Огромный огненный месяц величественно стал в это время вырезываться из земли. Еще половина его была под землею, а уже весь мир исполнился какого-то торжественного света. Пруд тронулся искрами. Тень от деревьев ясно стала отделяться на темной зелени.

— Прощай, Ганна! — раздались позади ее слова, сопровождаемые поцелуем.

— Ты воротился! — сказала она, оглянувшись; но, увидев перед собою незнакомого парубка, отвернулась в сторону.

— Прощай, Ганна! — раздалось снова, и снова поцеловал ее кто-то в щеку.

— Вот принесла нелегкая и другого! — проговорила она с сердцем.

— Прощай, милая Ганна!

— Еще и третий!

— Прощай! Прощай! Прощай, Ганна! — и поцелуи засыпали ее со всех сторон.

— Да их тут целая ватага! — кричала Ганна, вырываясь из толпы парубков, наперерыв спешивших обнимать ее. — Как им не надоест беспрестанно целоваться! Скоро, ей Богу, нельзя будет показаться на улице!

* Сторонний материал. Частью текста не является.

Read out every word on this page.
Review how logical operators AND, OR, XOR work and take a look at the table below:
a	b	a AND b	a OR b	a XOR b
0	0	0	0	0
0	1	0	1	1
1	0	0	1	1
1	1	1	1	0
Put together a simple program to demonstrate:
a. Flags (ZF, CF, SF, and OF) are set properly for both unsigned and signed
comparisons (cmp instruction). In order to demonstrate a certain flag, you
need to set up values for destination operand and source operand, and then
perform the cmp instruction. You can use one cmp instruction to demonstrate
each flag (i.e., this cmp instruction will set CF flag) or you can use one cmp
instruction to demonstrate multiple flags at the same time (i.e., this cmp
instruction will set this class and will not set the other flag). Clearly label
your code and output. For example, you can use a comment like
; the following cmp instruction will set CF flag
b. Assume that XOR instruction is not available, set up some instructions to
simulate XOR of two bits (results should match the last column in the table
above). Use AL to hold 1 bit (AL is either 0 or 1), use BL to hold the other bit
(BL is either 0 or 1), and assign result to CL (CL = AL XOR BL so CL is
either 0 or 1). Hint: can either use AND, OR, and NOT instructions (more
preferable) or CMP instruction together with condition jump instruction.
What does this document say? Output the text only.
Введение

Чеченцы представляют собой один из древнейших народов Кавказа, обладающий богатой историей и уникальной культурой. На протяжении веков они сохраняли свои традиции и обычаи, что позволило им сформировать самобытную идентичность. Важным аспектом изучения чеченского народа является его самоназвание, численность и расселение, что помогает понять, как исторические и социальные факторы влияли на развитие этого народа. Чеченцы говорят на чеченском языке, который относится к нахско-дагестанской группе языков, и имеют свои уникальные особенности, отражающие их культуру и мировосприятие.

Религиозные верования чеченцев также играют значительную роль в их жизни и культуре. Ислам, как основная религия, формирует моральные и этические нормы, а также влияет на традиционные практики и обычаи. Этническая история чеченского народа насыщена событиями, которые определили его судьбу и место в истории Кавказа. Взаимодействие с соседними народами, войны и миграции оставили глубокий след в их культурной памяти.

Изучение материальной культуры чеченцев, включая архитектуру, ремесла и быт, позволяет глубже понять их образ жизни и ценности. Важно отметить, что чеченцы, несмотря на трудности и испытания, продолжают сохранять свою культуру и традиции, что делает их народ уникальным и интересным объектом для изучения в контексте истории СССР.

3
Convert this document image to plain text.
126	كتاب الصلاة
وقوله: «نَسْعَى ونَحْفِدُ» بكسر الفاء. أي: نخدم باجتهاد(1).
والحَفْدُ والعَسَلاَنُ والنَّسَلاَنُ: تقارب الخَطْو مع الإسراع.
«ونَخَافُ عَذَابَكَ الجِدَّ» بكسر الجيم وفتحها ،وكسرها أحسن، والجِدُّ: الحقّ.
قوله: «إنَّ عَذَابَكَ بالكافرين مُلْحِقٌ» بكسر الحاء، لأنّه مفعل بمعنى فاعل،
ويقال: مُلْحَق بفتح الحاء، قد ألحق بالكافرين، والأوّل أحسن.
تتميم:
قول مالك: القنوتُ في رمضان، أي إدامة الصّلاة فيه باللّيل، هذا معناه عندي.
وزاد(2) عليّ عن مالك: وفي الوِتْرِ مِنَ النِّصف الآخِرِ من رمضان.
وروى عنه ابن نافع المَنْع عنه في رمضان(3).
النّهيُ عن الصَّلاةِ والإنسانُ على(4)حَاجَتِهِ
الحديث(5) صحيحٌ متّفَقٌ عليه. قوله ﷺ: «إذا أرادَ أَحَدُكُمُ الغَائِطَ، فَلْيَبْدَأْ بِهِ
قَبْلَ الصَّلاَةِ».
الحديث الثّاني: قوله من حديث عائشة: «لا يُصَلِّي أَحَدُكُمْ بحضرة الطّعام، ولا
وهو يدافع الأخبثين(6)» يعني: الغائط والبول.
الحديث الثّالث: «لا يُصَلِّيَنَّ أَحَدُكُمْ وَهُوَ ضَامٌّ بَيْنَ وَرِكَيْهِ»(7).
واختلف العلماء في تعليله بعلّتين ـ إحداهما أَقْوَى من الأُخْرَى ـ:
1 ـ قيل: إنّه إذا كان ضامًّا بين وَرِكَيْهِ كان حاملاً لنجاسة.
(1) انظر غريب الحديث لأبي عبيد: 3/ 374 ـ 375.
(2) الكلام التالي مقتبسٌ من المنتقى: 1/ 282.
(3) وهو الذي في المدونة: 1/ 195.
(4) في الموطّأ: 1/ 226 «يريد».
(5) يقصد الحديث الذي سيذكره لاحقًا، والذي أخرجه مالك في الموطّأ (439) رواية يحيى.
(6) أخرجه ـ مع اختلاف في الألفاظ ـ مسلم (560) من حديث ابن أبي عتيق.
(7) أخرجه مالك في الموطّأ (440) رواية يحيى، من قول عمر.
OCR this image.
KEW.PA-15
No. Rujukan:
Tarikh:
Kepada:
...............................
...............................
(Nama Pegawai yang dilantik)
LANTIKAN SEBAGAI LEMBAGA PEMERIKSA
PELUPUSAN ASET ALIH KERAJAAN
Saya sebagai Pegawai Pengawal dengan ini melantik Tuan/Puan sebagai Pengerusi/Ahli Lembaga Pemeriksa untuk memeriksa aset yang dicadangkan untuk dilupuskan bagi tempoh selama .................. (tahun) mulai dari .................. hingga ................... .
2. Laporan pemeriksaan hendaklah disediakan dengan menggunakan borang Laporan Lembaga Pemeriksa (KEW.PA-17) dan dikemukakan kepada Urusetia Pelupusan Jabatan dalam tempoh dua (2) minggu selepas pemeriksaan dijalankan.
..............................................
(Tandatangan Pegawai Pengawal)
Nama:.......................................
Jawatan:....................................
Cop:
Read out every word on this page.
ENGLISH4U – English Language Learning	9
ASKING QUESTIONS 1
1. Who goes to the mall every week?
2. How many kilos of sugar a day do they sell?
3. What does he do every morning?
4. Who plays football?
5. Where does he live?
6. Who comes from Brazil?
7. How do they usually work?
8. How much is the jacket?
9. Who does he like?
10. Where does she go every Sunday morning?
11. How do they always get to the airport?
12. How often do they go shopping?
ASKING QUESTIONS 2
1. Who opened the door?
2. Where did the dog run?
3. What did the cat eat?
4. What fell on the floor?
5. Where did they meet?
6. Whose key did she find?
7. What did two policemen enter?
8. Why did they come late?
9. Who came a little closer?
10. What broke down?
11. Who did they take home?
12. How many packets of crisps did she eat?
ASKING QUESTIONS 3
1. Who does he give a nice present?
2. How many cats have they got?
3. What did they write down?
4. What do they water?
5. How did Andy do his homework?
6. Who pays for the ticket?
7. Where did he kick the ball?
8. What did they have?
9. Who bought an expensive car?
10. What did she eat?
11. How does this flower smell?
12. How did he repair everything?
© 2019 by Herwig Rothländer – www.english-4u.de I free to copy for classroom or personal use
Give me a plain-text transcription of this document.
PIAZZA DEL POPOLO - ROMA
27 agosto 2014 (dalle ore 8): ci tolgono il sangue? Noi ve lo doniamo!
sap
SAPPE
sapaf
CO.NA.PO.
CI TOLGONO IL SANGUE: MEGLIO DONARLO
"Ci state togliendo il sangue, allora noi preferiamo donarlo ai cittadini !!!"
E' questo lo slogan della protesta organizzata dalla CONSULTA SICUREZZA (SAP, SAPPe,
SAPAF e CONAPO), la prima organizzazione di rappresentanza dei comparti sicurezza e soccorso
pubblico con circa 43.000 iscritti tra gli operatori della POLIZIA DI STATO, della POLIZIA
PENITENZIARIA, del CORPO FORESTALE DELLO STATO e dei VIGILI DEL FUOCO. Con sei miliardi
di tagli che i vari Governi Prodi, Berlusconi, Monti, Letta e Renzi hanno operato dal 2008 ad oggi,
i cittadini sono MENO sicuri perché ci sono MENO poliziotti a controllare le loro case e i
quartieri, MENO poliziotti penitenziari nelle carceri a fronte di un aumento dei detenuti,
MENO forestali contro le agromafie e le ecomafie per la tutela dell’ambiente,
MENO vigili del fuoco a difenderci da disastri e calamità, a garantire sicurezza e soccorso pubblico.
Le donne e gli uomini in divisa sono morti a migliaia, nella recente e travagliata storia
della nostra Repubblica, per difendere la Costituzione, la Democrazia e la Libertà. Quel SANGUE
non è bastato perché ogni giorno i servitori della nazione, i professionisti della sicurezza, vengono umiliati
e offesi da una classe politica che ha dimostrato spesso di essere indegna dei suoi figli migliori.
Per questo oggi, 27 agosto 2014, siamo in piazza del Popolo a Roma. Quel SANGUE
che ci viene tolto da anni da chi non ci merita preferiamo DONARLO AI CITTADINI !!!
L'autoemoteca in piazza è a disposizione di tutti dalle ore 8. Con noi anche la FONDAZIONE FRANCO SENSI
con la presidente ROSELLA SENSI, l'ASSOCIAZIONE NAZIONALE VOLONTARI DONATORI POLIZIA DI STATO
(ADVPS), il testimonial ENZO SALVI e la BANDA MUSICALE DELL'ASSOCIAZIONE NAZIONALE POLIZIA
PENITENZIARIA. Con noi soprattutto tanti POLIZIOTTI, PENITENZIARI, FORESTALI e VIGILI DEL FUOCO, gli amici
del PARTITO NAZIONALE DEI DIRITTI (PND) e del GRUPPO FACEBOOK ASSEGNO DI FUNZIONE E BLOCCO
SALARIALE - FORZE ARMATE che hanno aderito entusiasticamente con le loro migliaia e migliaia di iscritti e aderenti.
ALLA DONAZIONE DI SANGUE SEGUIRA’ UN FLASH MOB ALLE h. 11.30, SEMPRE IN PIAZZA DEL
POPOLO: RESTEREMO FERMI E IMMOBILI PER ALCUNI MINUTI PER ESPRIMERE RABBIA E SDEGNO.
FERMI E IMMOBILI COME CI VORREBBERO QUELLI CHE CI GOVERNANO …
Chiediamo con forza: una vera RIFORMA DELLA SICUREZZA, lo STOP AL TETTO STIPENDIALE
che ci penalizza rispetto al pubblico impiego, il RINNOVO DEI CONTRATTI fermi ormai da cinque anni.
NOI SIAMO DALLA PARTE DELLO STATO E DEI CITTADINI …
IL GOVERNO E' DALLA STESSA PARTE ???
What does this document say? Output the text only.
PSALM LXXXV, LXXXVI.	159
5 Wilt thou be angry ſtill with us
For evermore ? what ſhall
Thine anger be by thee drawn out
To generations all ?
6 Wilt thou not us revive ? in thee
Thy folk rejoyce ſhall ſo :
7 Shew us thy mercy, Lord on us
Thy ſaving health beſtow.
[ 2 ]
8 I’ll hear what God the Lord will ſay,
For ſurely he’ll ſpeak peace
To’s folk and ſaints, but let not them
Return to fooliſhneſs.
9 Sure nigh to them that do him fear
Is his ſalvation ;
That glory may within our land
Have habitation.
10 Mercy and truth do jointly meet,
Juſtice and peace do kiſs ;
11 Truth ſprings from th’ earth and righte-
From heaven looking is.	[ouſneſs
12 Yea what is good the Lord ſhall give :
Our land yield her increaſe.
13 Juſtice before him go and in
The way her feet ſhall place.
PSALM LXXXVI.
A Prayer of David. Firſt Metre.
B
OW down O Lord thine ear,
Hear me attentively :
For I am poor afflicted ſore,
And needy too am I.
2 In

Вслед за сими словами дверь захлопнулась, и только слышно было, как с визгом задвинулся засов.

II

ГОЛОВА

наете ли вы украинскую ночь? О, вы не знаете украинской ночи! Всмотритесь в нее: с середины неба глядит месяц; необъятный небесный свод раздался, раздвинулся еще необъятнее; горит и дышит он; земля вся в серебряном свете; и чудный воздух и прохладно душен, и полон неги, и движет океан благоуханий. Божественная ночь! Очаровательная ночь! Недвижно, вдохновенно стали леса, полные мрака, и кинули огромную тень от себя. Тихи и покойны эти пруды; холод и мрак вод их угрюмо заключен в темно-зеленые стены садов. Девственные чащи черемух и черешен пугливо протянули свои корни в ключевой холод и изредка лепечут листьями, будто сердясь и негодуя, когда прекрасный ветреник, ночной ветер, подкравшись мгновенно, целует их. Весь ландшафт спит. А вверху все дышит, все дивно, все торжественно. А на душе и необъятно, и чудно, и толпы серебряных видений стройно возникают в ее глубине. Божественная ночь! Очаровательная ночь! И вдруг все ожило: и леса, и пруды, и степи. Сыплется величественный гром украинского соловья, и чудится, что и месяц заслушался его посреди неба… Как очарованное, дремлет на возвышении село. Еще белее, еще лучше блестят при месяце толпы хат; еще ослепительнее вырезываются из мрака низкие их стены. Песни умолкли. Все тихо. Благочестивые люди уже спят. Где-где только светятся узенькие окна. Перед порогами иных только хат запоздалая семья совершает свой поздний ужин.

— Да гопак не так танцуется! То-то я гляжу, не клеится все. Что ж это рассказывает кум?.. А ну: гоп трала! Гоп, трала! Гоп, гоп, гоп! — Так разговаривал сам с собою подгулявший мужик средних лет, танцуя по улице. — Ей Богу, не так танцуется гопак! Что мне лгать? Ей Богу не так! А ну: гоп трала! Гоп трала! Гоп, гоп, гоп!

— Вот одурел человек! Добро бы еще хлопец какой, а то старый кабан, детям на смех, танцует ночью по улице! — вскричала проходящая пожилая женщина, неся в руке солому. — Ступай в хату свою! Пора спать давно!

— Я пойду! — сказал, остановившись, мужик. — Я пойду. Я не посмотрю на какого-нибудь голову. Что он думает, дидько б утисся ёго баткови! что он голова, что он обливает людей на морозе холодною водою, так и нос поднял! Ну, голова, голова — я сам себе голова. Вот, убей меня Бог! Бог меня убей! Я сам себе голова. Вот что, а не то что… продолжал он, подходя к первой попавшейся хате, и остановился перед окошком, скользя пальцами по стеклу и стараясь найти деревянную ручку. — Баба, отворяй! Баба, живей, говорят тебе, отворяй! Казаку спать пора!